Collection container(s): Dried blood spot card

Collection: Follow kit instructions. Briefly, allow blood to saturate the card until indicated areas are filled and blood has soaked through the card. Air dry the card at ambient temperature for at least 3 hours.

  • NBS: Please contact Revvity Omics to request the StepOne® kit.
  • Gene sequencing: Please contact Revvity Omics to request the DBS collection kit.
  • For pre-punched DBS: The required minimum is 6 punches

Condition: Follow the instructions provided with the collection set. Store the dried blood at ambient temperature for up to two days. If the specimen cannot be sent as soon as it is dry, the filter paper should be placed in a sealable plastic bag and stored in a refrigerator (≤ 8°C) or preferably in a freezer.

Shipping: Follow kit instructions. Double bag and ship overnight at ambient temperature.

Saliva

Collection container(s): Oragene™ Saliva Collection Kit or ORAcollect-Dx kit

Collection: Collect saliva on an Oragene™ Saliva Collection Kit ORAcollect-Dx kit according to the manufacturer’s instructions. 

Condition: Store at ambient temperature. Do not refrigerate or freeze.

Shipping: Ship overnight at ambient temperature.

Special instructions: Please contact Revvity Omics to request the saliva collection kit for patients who cannot provide a blood sample as whole blood is the preferred sample. Testing using Saliva swabs is currently not available for customers in India. Contact the Revvity Omics laboratory for more information.

Whole blood (EDTA)

Collection container(s): EDTA (purple top)
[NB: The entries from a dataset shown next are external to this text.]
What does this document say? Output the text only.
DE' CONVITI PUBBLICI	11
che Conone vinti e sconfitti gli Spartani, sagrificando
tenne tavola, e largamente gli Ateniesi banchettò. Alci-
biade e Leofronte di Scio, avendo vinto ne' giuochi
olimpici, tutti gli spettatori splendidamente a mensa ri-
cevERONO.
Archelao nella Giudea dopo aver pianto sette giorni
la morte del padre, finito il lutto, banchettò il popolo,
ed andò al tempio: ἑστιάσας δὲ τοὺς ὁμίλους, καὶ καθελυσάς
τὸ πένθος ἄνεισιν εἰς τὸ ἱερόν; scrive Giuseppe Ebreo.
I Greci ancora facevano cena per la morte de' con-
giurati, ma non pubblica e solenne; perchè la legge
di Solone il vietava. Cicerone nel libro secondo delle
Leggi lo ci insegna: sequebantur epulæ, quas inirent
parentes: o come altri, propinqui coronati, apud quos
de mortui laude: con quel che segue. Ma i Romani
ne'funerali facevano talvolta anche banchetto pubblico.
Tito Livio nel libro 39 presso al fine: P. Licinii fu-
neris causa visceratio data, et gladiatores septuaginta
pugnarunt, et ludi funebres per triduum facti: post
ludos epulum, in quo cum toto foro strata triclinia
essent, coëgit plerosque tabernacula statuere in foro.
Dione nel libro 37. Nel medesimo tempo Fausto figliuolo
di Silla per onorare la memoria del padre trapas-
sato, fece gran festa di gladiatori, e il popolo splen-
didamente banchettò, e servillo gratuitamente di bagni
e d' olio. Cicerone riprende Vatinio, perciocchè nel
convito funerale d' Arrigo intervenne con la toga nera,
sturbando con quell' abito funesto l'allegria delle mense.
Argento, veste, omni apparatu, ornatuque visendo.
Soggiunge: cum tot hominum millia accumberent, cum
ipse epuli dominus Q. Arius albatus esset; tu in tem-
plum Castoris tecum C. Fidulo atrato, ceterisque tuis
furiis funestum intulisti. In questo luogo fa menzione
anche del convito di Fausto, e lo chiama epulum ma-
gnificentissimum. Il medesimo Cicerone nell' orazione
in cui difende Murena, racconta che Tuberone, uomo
Collection: Infants (< 2-years): 2 to 3 mL; Children (>2-years): 3 to 5 mL; Older children and adults: Minimum 5mL. The blood tube should be inverted several times immediately after blood collection to prevent coagulation.
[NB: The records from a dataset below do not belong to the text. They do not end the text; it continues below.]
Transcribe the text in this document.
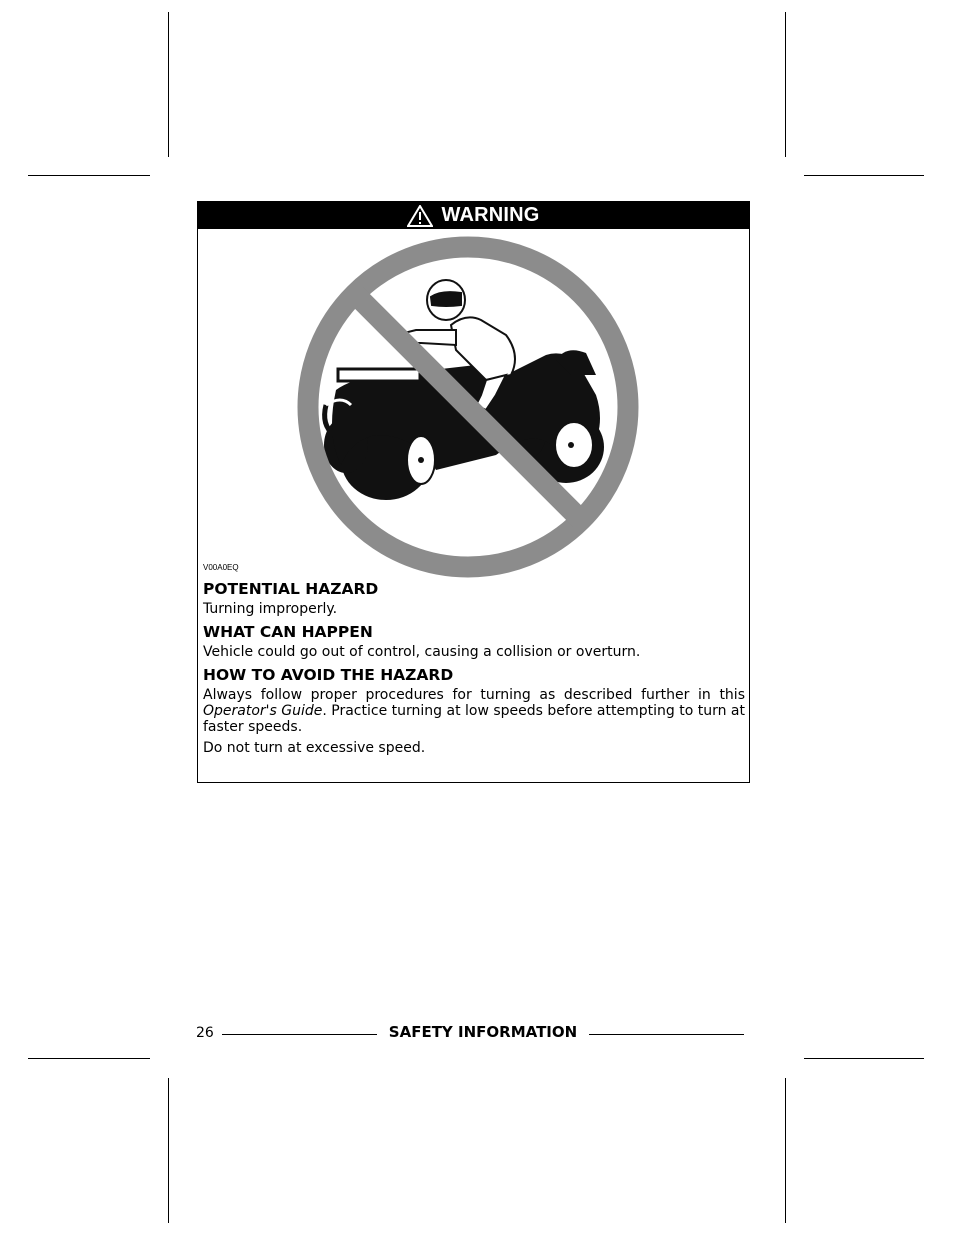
WARNING
V00A0EQ
POTENTIAL HAZARD

Turning improperly.

WHAT CAN HAPPEN

Vehicle could go out of control, causing a collision or overturn.

HOW TO AVOID THE HAZARD

Always follow proper procedures for turning as described further in this Operator's Guide. Practice turning at low speeds before attempting to turn at faster speeds.

Do not turn at excessive speed.

26	SAFETY INFORMATION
Condition: Store at ambient temperature. Do not refrigerate or freeze.

Shipping: Ship overnight at ambient temperature ensuring receipt within 5-days of collection.
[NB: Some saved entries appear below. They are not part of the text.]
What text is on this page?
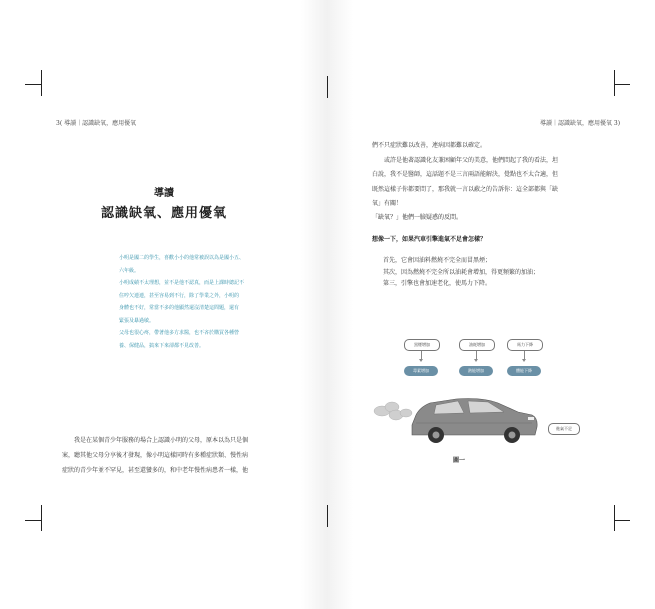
3( 導讀｜認識缺氧，應用優氧
導讀
認識缺氧、應用優氧

小明是國二的學生，喜歡小小的他常被誤以為是國小五、

六年級。

小明成績不太理想，並不是他不認真，而是上課時總記不

住哼欠連連，甚至容易到不行，除了學業之外，小明的

身體也不好，常當不多的他顯然還沒清楚這問題，還有

緊張及暴過敏。

父母也很心疼，帶著他多方求醫，也不吝於購買各種營

養、保健品，搞來下來卻都不見改善。

我是在某個青少年服務的場合上認識小明的父母，原本以為只是個
案，聽其他父母分享後才發現，像小明這樣同時有多種症狀類、慢性病
症狀的青少年並不罕見，甚至還蠻多的，和中老年慢性病患者一樣，他
導讀｜認識缺氧，應用優氧 3)
們不只症狀難以改善，連病因都難以確定。
或許是他著認識化友兼困顧年父的美意，他們問起了我的看法，坦
白說，我不是醫師，這話題不是三言兩語能解決，覺點也不太合適，但
既然這樣子你都要問了，那我就一言以蔽之的告訴你：這全部都與「缺
氧」有關！
「缺氧？」他們一臉疑惑的反問。
想像一下，如果汽車引擎進氣不足會怎樣？

首先，它會因油料燃燒不完全而冒黑煙；

其次，因為燃燒不完全所以油耗會增加，得更頻繁的加油；

第三，引擎也會加速老化，使馬力下降。

黑煙增加	油耗增加	馬力下降
毒素增加	熱能增加	體能下降
進氣不足
圖一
Special instructions: Clotted or hemolyzed samples are not accepted.
 

References

1. Narayanaswami P, Weiss M, Selcen D, et al. Evidence-based guideline summary: diagnosis and treatment of limb-girdle and distal dystrophies. Neurology. 2014;83:1453-1463.

2. Murphy AP, Straub V. The classification, natural history and treatment of the limb girdle muscular dystrophies. Journal of Neuromuscular Diseases. 2015;2:S7-S19.

This testing service has not been cleared or approved by the U.S. Food and Drug Administration. Testing services may not be licensed in accordance with the laws in all countries. The availability of specific test offerings is dependent upon laboratory location. The content on this page is provided for informational purposes only, not as medical advice. It is not intended to substitute the consultation, diagnosis, and/or treatment provided by a qualified licensed physician or other medical professionals.